Church gets organ transplant

February 22, 2008
By

DAVID TABER

JP CENTER—The tragedy of the 2005 fire that destroyed First Baptist church was compounded by the loss of the church’s rare 1859 E. & G.G. Hook organ.

Those sounds are lost to the sands of time, but when the church rebuilds it will not be without a Hook organ, First Baptist Pastor Ashlee Wiest-Laird recently told the Gazette.

At the time of the fire, former church musical director Leonardo Ciampa told the Gazette the instrument was “possibly the most beautiful [sounding] organ in Boston, and one of the most beautiful [sounding] organs in the country.”

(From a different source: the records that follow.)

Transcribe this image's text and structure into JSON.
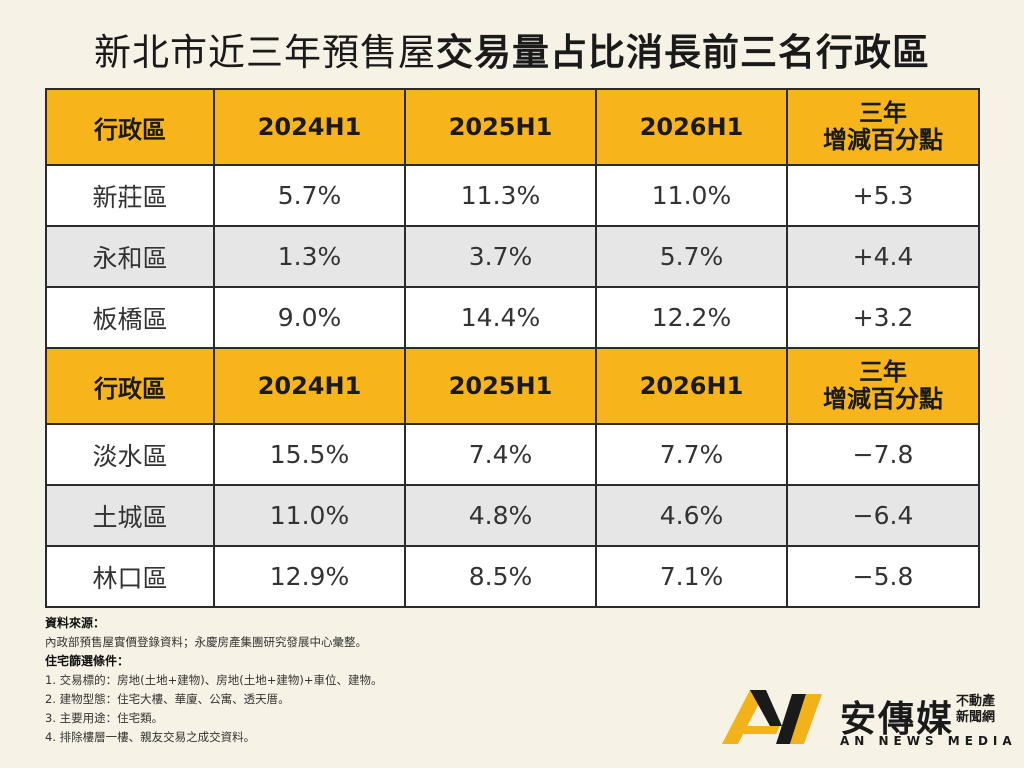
{
  "title": {
    "part1": "新北市近三年預售屋",
    "part2": "交易量占比消長前三名行政區"
  },
  "header": {
    "district": "行政區",
    "col1": "2024H1",
    "col2": "2025H1",
    "col3": "2026H1",
    "change_l1": "三年",
    "change_l2": "增減百分點"
  },
  "top_rows": [
    {
      "district": "新莊區",
      "v2024": "5.7%",
      "v2025": "11.3%",
      "v2026": "11.0%",
      "change": "+5.3"
    },
    {
      "district": "永和區",
      "v2024": "1.3%",
      "v2025": "3.7%",
      "v2026": "5.7%",
      "change": "+4.4"
    },
    {
      "district": "板橋區",
      "v2024": "9.0%",
      "v2025": "14.4%",
      "v2026": "12.2%",
      "change": "+3.2"
    }
  ],
  "bottom_rows": [
    {
      "district": "淡水區",
      "v2024": "15.5%",
      "v2025": "7.4%",
      "v2026": "7.7%",
      "change": "−7.8"
    },
    {
      "district": "土城區",
      "v2024": "11.0%",
      "v2025": "4.8%",
      "v2026": "4.6%",
      "change": "−6.4"
    },
    {
      "district": "林口區",
      "v2024": "12.9%",
      "v2025": "8.5%",
      "v2026": "7.1%",
      "change": "−5.8"
    }
  ],
  "notes": {
    "source_heading": "資料來源：",
    "source_text": "內政部預售屋實價登錄資料；永慶房產集團研究發展中心彙整。",
    "criteria_heading": "住宅篩選條件：",
    "criteria": [
      "1. 交易標的：房地(土地+建物)、房地(土地+建物)+車位、建物。",
      "2. 建物型態：住宅大樓、華廈、公寓、透天厝。",
      "3. 主要用途：住宅類。",
      "4. 排除樓層一樓、親友交易之成交資料。"
    ]
  },
  "logo": {
    "name_cn": "安傳媒",
    "sub_l1": "不動產",
    "sub_l2": "新聞網",
    "name_en": "AN NEWS MEDIA",
    "colors": {
      "gold": "#f2b21a",
      "dark": "#1a1a1a"
    }
  },
  "colors": {
    "header_bg": "#f7b51b",
    "alt_row": "#e6e6e6",
    "page_bg": "#f7f2e6"
  }
}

That organ, Ciampa said, had remained virtually unaltered through its life. “Up until the fire [it] sounded pretty much as it did when James Buchanan was president and the Civil War hadn’t started yet!” he said.

Through an improbable set of events, the church has acquired an 1872 organ made by the same manufacturer, by that point known as Hook & Hastings, she said.

Shortly after the 2005 fire, Wiest-Laird said, a 6-year-old member of the church told his mother he had dreamed that First Baptist had two new organs.

It was explained to the youth that there was no money to purchase a new organ, she said. But a week later First Baptist got a call from a New York-based organ clearinghouse making the church an offer it could not refuse.

Another church, Mount Mariah Baptist Church in Harlem, was looking to unload its Hook & Hastings organ. The market value was around $40,000, but the New York church agreed to sell it to the JP congregation for $5,000, Wiest-Laird said.

The clearinghouse dismantled the organ and made plans to send it down. But, after the fire, First Baptist was, as it is now, operating out of a trailer on its church’s front lawn. “We didn’t have anywhere to put it,” Wiest-Laird said.

“On Monday morning of the week it was to be shipped we got a call from the Jamaica Plain Neighborhood Development Corporation,” she said. The community development corporation had recently acquired the Blessed Sacrament Church complex at 365 Centre St.

“They said, “We would like to let you put it in the Blessed Sacrament sanctuary for free,’” Wiest-Laird said.

And there First Baptist’s 1872 Hooks & Hastings organ sits to this day.

As the Gazette reported in 2005, Elias Hook, whose first initial was included in the organ manufacturer’s original name, lived on Sumner Hill, where his house still stands.

The organ will cost about $500,000 to restore, Wiest-Laird said. Before the congregation even starts thinking about it, First Baptist plans to begin rebuilding its church this spring, and still needs to raise about $2 million to complete phase one of that project.

Wiest-Laird is sanguine, however, about the church’s prospects for getting the job done.

When the time comes it will start a “special campaign to raise money for the organ itself.” There are different groups of donors interested in restoring the organ and rebuilding the church, she said.